The effects of this anticipation can already be felt. The US dollar has been strengthening across foreign exchange markets on grounds of regained confidence in the US economy, and this strength will be sustainable over the entire interest-raising cycle — unless there are other serious incidents impacting macroeconomic conditions. The main beneficiaries in terms of purchasing power will be countries with dollar-pegged currencies such as the dirham, but most others have to bear the brunt of seeing their currencies devalue. But how does this affect overseas UAE property buyers?

First, it will become more expensive for many important international buyer groups planning to pick up property here — namely Indians, Pakistanis, Britons and Eurozone nationals — when they convert their domestic currency into dirhams to acquire property. This adds to the financial woes caused by recently imposed regulations for higher down payments of a minimum of 25 per cent, or 35 per cent for homes in the UAE worth more than Dh5 million. Furthermore, the Dubai Land Department doubled transaction fees last year. All in all, a sizeable amount of additional cash will be needed by foreigners with non-dollar-linked funds to purchase the same property. And for Indians in particular, the implementation by the Modi government of a tax on overseas investments is another huge drag.

“Currency issues are hard to deal with in the cross-border property market,” said Craig Plumb, Middle East and North Africa Research Director for property consultancy JLL, while speaking to Bloomberg. “There isn’t much the government can do short of removing the currency peg or imposing restrictions on capital.”

Secondly, the delight of UAE residents enjoying higher purchasing power in their non-dollar-pegged home countries will be short-lived as they realise that the Fed’s hike will subsequently prompt UAE banks to raise their financing costs. That’s because changes in interest rates always lead to repricing of loans — even more so on the upside. Higher mortgaging costs can easily offset gains in currency conversions, especially in the case of mortgaged premium property.
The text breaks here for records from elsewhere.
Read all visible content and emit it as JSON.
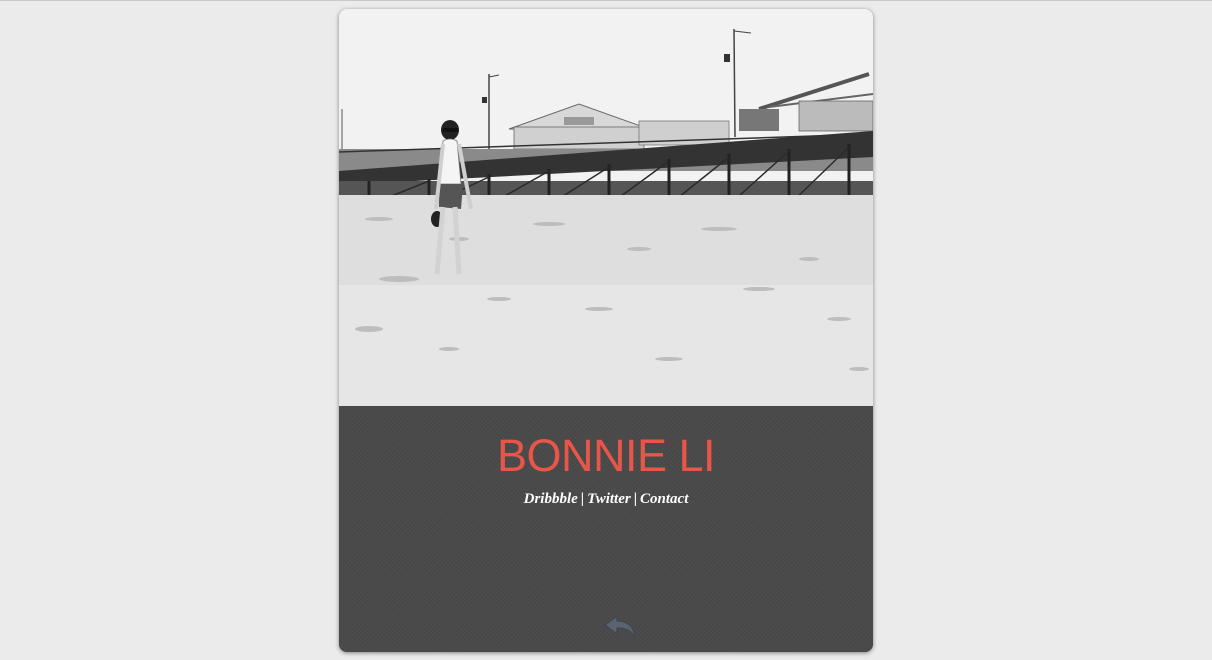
{
  "profile": {
    "name": "BONNIE LI",
    "photo_icon": "beach-pier-photo",
    "name_color": "#e8564a"
  },
  "links": [
    {
      "label": "Dribbble"
    },
    {
      "label": "Twitter"
    },
    {
      "label": "Contact"
    }
  ],
  "separator": "|",
  "back_button": {
    "icon": "back-arrow-icon"
  }
}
So the question remains: What strategy can be deployed to avoid such an inherent price rise? Looking out for discounts is an option. The UAE property market has been weakening this year due to macroeconomic factors such as falling oil prices and a slowdown in the Russian and Chinese economies. Geopolitical tensions have taken their toll as well.

Plumb explains that these factors will result in a price decline at least on the Dubai property market at an average of 15 per cent this year. Put in relation with a slump of the euro versus the dollar of some 13 per cent this year, the two developments are actually compensating each other. The British pound was even more stable, dropping just 4 per cent to the dollar this year, while the Indian rupee depreciated 5.6 per cent relative to the dollar from the beginning of 2015.
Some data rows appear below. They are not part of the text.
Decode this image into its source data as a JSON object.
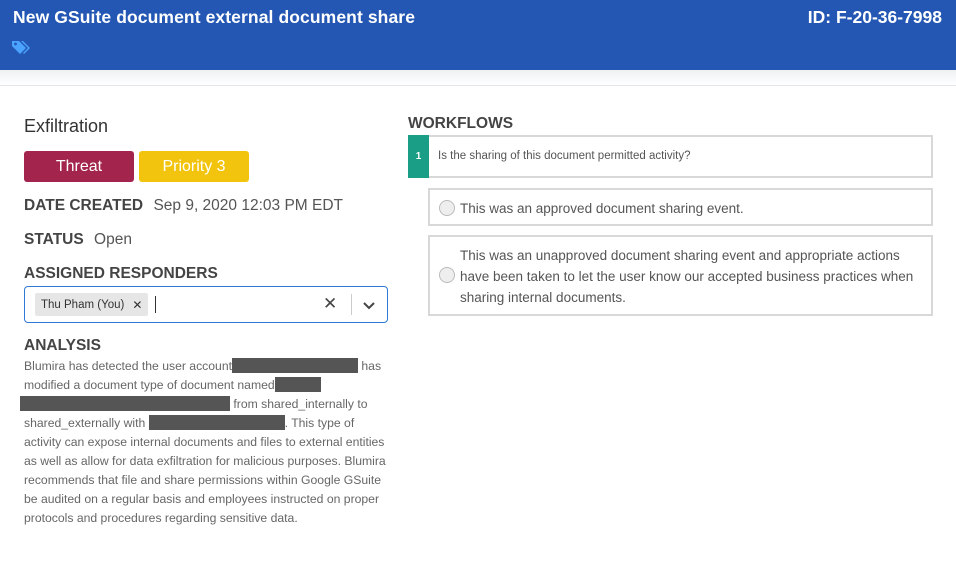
{
  "header": {
    "title": "New GSuite document external document share",
    "id": "ID: F-20-36-7998",
    "icon": "tag-icon"
  },
  "finding": {
    "category": "Exfiltration",
    "type_badge": "Threat",
    "priority_badge": "Priority 3",
    "date_created_label": "DATE CREATED",
    "date_created_value": "Sep 9, 2020 12:03 PM EDT",
    "status_label": "STATUS",
    "status_value": "Open",
    "assigned_label": "ASSIGNED RESPONDERS",
    "responders": [
      "Thu Pham (You)"
    ],
    "analysis_label": "ANALYSIS",
    "analysis": {
      "p1": "Blumira has detected the user account",
      "p2": "has modified a document type of document named",
      "p3": "from shared_internally to",
      "p4": "shared_externally with",
      "p5": ". This type of activity can expose internal documents and files to external entities as well as allow for data exfiltration for malicious purposes. Blumira recommends that file and share permissions within Google GSuite be audited on a regular basis and employees instructed on proper protocols and procedures regarding sensitive data."
    }
  },
  "workflows": {
    "label": "WORKFLOWS",
    "step_number": "1",
    "question": "Is the sharing of this document permitted activity?",
    "options": [
      "This was an approved document sharing event.",
      "This was an unapproved document sharing event and appropriate actions have been taken to let the user know our accepted business practices when sharing internal documents."
    ]
  },
  "colors": {
    "header": "#2357b3",
    "threat": "#a3254d",
    "priority": "#f2c40d",
    "step": "#1b9e86",
    "focus": "#2f7ad6"
  }
}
One strategy would be to buy now at a discount before the impact of the Fed rate hike and an eventual rise in borrowing costs hits. This could make sense as a mid-term investment. “Prices are expected to continue softening into 2016, before they again rise ahead of Dubai hosting the Expo 2020 exhibition,” added Plumb.
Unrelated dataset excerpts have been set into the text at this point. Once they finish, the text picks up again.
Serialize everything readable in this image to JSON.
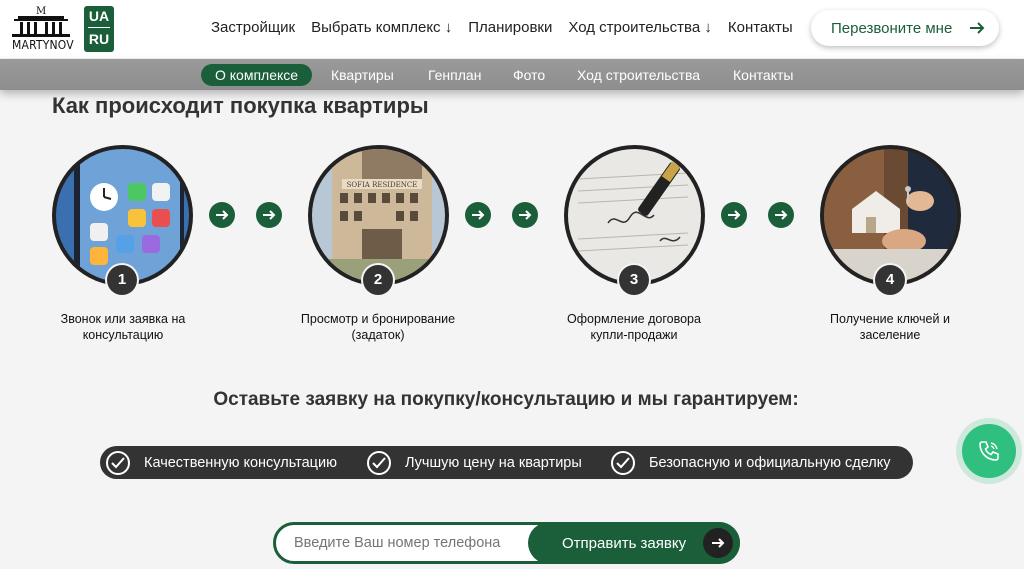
{
  "header": {
    "logo_text": "MARTYNOV",
    "lang": [
      "UA",
      "RU"
    ],
    "nav": [
      "Застройщик",
      "Выбрать комплекс ↓",
      "Планировки",
      "Ход строительства ↓",
      "Контакты"
    ],
    "callback_label": "Перезвоните мне"
  },
  "subnav": [
    "О комплексе",
    "Квартиры",
    "Генплан",
    "Фото",
    "Ход строительства",
    "Контакты"
  ],
  "title": "Как происходит покупка квартиры",
  "steps": [
    {
      "num": "1",
      "label": "Звонок или заявка на консультацию",
      "image": "phone-icon"
    },
    {
      "num": "2",
      "label": "Просмотр и бронирование (задаток)",
      "image": "building-photo",
      "building_sign": "SOFIA RESIDENCE"
    },
    {
      "num": "3",
      "label": "Оформление договора купли-продажи",
      "image": "contract-signing-photo"
    },
    {
      "num": "4",
      "label": "Получение ключей и заселение",
      "image": "keys-handover-photo"
    }
  ],
  "guarantee_title": "Оставьте заявку на покупку/консультацию и мы гарантируем:",
  "guarantees": [
    "Качественную консультацию",
    "Лучшую цену на квартиры",
    "Безопасную и официальную сделку"
  ],
  "form": {
    "placeholder": "Введите Ваш номер телефона",
    "submit_label": "Отправить заявку"
  },
  "colors": {
    "accent": "#1a5e3a",
    "call_button": "#2fbf7e",
    "dark": "#333333"
  }
}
Another strategy would be to borrow in the weaker currency to take advantage of continued lower borrowing costs. At least in the case of Europe, interbank interest rates are expected to remain close to zero for a longer period of time. That way, higher borrowing costs in the dirham could, at least partially, be made up for. Considering that — and healthy rental yields of up to over

7 per cent in Dubai — such a deal could eventually pay off even more so as rent is being paid in the stronger currency.

“With price falls continuing to outpace rental value declines, initial yields are rising,” said Diaa Noufal, Associate Partner at property consultancy Knight Frank while speaking to Gulf News in September this year. “Reaching more than 7 per cent in rental yields in the mainstream property segment, Dubai still stands tall among real estate capitals in the world for investors seeking income-generating properties.”